Have we got a video (2)?

Yes, but I'm not posting it yet *grin*

A very frustrating bug cropped up when I tried tying the camshift based detector into the marker tracking service - only 1/3 of the marker co-ordinate updates were being processed! Sure, my code is ugly, inefficient, leaking memory left right and centre BUT thats no reason to just silently discard the data I'm generating (and yes, I am generating what I think I'm generating). I strongly suspect the culprit is asyncproc - I've had some experience before with trying to parse data via pipes and hence know its....not the preferred way to do things, however proof of concept wise I hoped it would save the hassle of having to get processes talking to each other. *sigh* "If its worth doing once, its worth doing right."

Anyways, I've worked around it, and have the basics up and running. What are the basics?

- Basic gmail reader. Main purpose here is to look at pinch scrolling.

- Basic notifier. Shows new mails as they arrive. Purpose is to examine if the pico-projector provides efficient support for micro-interactions.

- Basic music player. Main purpose here is to test simple gesture control.

- Basic text input area. Main purpose is to test the air-writing concept.

The basic test run I've done so far suggests that there's work to be done, but the basic concept is sound and the hardware/software is sufficient for a small scale study.  Some thoughts :

- dwell regions need to be active rather than passive. By this I mean that its too easy to enter a region and unintentional execute the associated behaviour. Requiring that the markers are engaged when within the dwell region will satisfy this.

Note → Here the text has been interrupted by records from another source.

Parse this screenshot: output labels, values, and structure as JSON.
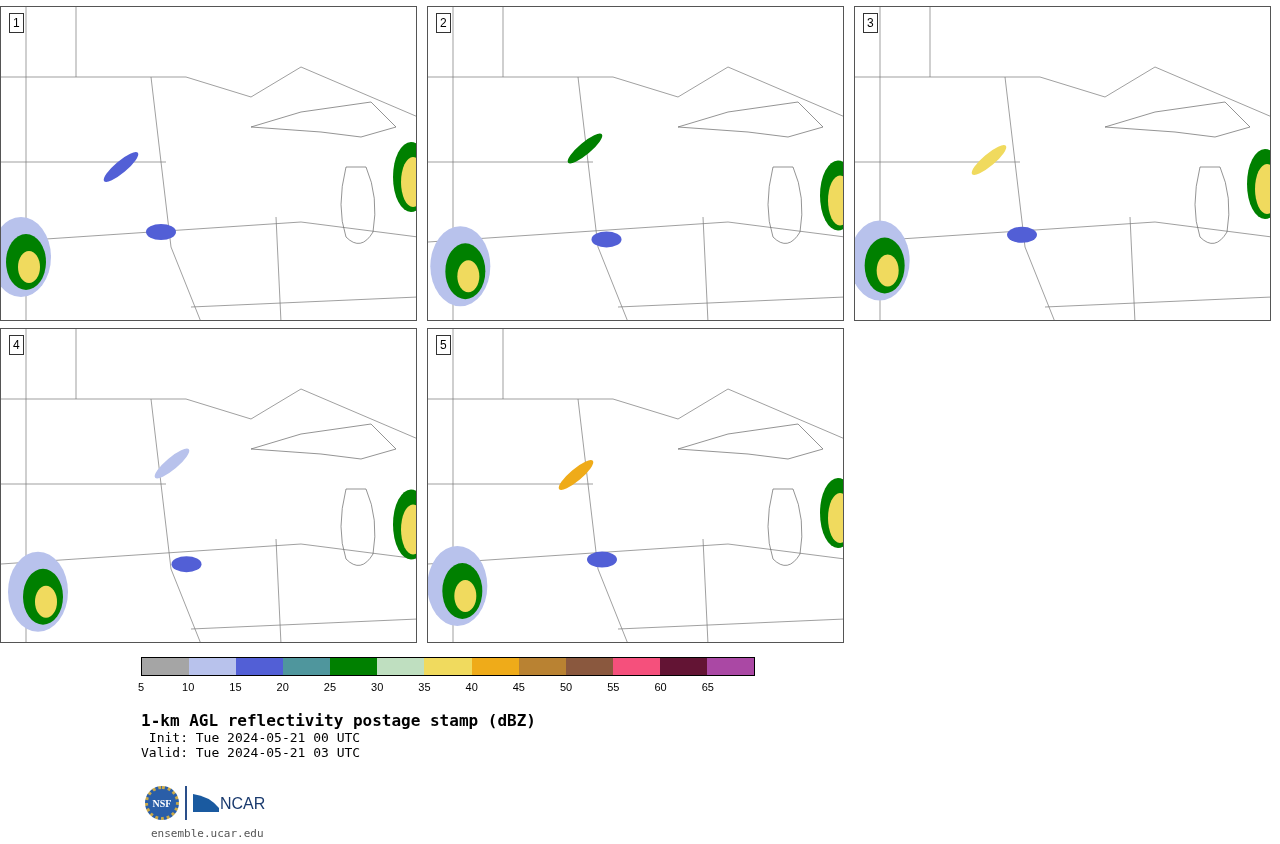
{
  "panels": [
    {
      "label": "1"
    },
    {
      "label": "2"
    },
    {
      "label": "3"
    },
    {
      "label": "4"
    },
    {
      "label": "5"
    }
  ],
  "colorbar": {
    "segments": [
      {
        "color": "#a5a5a5"
      },
      {
        "color": "#b8c2ec"
      },
      {
        "color": "#525fd6"
      },
      {
        "color": "#4f969d"
      },
      {
        "color": "#008000"
      },
      {
        "color": "#bfdfc0"
      },
      {
        "color": "#f0da5e"
      },
      {
        "color": "#efab19"
      },
      {
        "color": "#b98232"
      },
      {
        "color": "#8a583e"
      },
      {
        "color": "#f5507c"
      },
      {
        "color": "#631434"
      },
      {
        "color": "#aa48a4"
      }
    ],
    "ticks": [
      "5",
      "10",
      "15",
      "20",
      "25",
      "30",
      "35",
      "40",
      "45",
      "50",
      "55",
      "60",
      "65"
    ]
  },
  "title": "1-km AGL reflectivity postage stamp (dBZ)",
  "init": " Init: Tue 2024-05-21 00 UTC",
  "valid": "Valid: Tue 2024-05-21 03 UTC",
  "logo": {
    "nsf": "NSF",
    "ncar": "NCAR"
  },
  "url": "ensemble.ucar.edu"
}
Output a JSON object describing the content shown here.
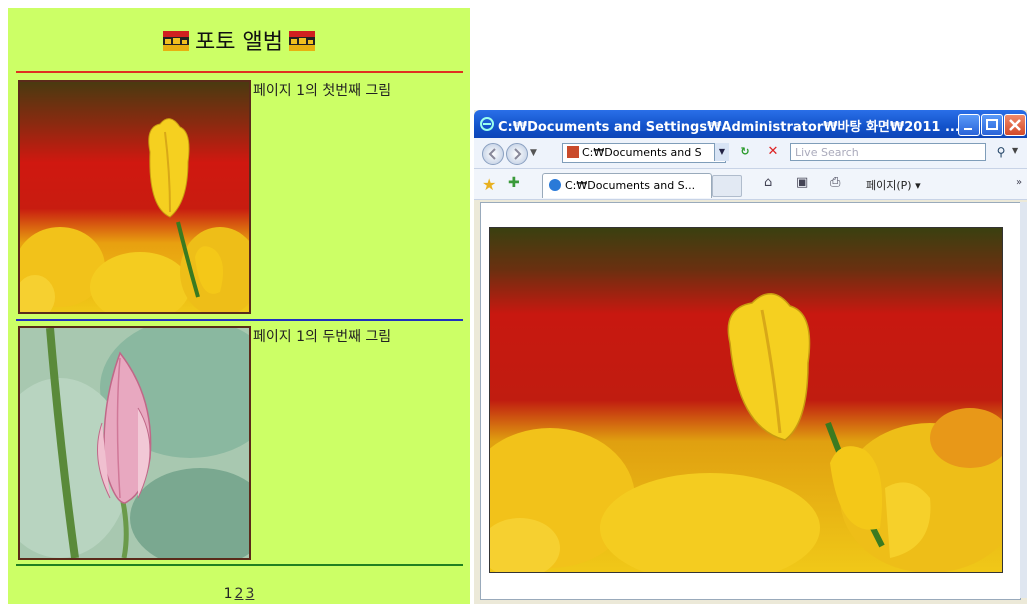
{
  "album": {
    "title": "포토 앨범",
    "photos": [
      {
        "caption": "페이지 1의 첫번째 그림",
        "subject": "yellow tulip"
      },
      {
        "caption": "페이지 1의 두번째 그림",
        "subject": "pink lotus bud"
      }
    ],
    "pagination": [
      "1",
      "2",
      "3"
    ],
    "colors": {
      "background": "#ccff66",
      "divider_top": "#e03020",
      "divider_mid": "#2030c0",
      "divider_bottom": "#208020"
    }
  },
  "browser": {
    "title": "C:₩Documents and Settings₩Administrator₩바탕 화면₩2011 ...",
    "address": "C:₩Documents and S",
    "search_placeholder": "Live Search",
    "tab_label": "C:₩Documents and S...",
    "page_menu": "페이지(P)",
    "icons": [
      "back-icon",
      "forward-icon",
      "refresh-icon",
      "stop-icon",
      "search-icon",
      "favorites-star-icon",
      "add-favorites-icon",
      "home-icon",
      "feed-icon",
      "print-icon"
    ],
    "content_photo": "yellow tulip"
  }
}
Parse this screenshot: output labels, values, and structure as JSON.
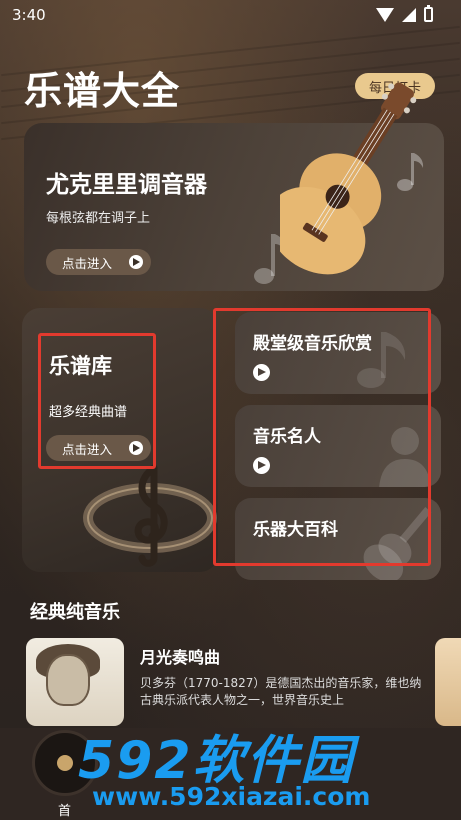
{
  "status_bar": {
    "time": "3:40"
  },
  "header": {
    "app_title": "乐谱大全",
    "checkin_label": "每日打卡"
  },
  "tuner_card": {
    "title": "尤克里里调音器",
    "subtitle": "每根弦都在调子上",
    "enter_label": "点击进入"
  },
  "library_card": {
    "title": "乐谱库",
    "subtitle": "超多经典曲谱",
    "enter_label": "点击进入"
  },
  "side_cards": [
    {
      "label": "殿堂级音乐欣赏"
    },
    {
      "label": "音乐名人"
    },
    {
      "label": "乐器大百科"
    }
  ],
  "classic_section": {
    "title": "经典纯音乐",
    "items": [
      {
        "name": "月光奏鸣曲",
        "description": "贝多芬（1770-1827）是德国杰出的音乐家，维也纳古典乐派代表人物之一，世界音乐史上"
      }
    ]
  },
  "bottom_nav": {
    "first_label": "首"
  },
  "watermark": {
    "logo": "592软件园",
    "url": "www.592xiazai.com"
  },
  "colors": {
    "accent": "#e9c98e",
    "highlight_box": "#e23a2e",
    "watermark": "#1a9cf0"
  }
}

- Engaged distance needs to be a function of the area of the fiducials otherwise the engaged state is entered when the markers are at different widths depending on the distance from the camera. 

- if the application supports any form of position based input (whether it be dwell regions, hover buttons, clicks etc) use positions substantially away from the edge of the "screen".

- Marker trails; I'm actually finding these confusing, in part since there are two of them. I had thought a while ago about drawing a "pointer" that is at the mean distance between the two fiducials when in the "engaged" state. I think I need to experiment with that.

- I need to work with this concept of "command mode" a bit more. The basic concept I've been working on is that the user draws a circle to execute a command, and then ether a word or symbol (e.g. music note) to execute commands. "commands" in this context are things such as switching between "applications". While it works reasonably well, I have the main module interpreting gestures and then passing a text string to the application, due to the way that the gesture recogniser works performance would be improved if the unistroke recogniser was using a reduced set of gestures which are applicable to each module. This would improve gesture recognition substantially I think but I need to get some metrics to test that.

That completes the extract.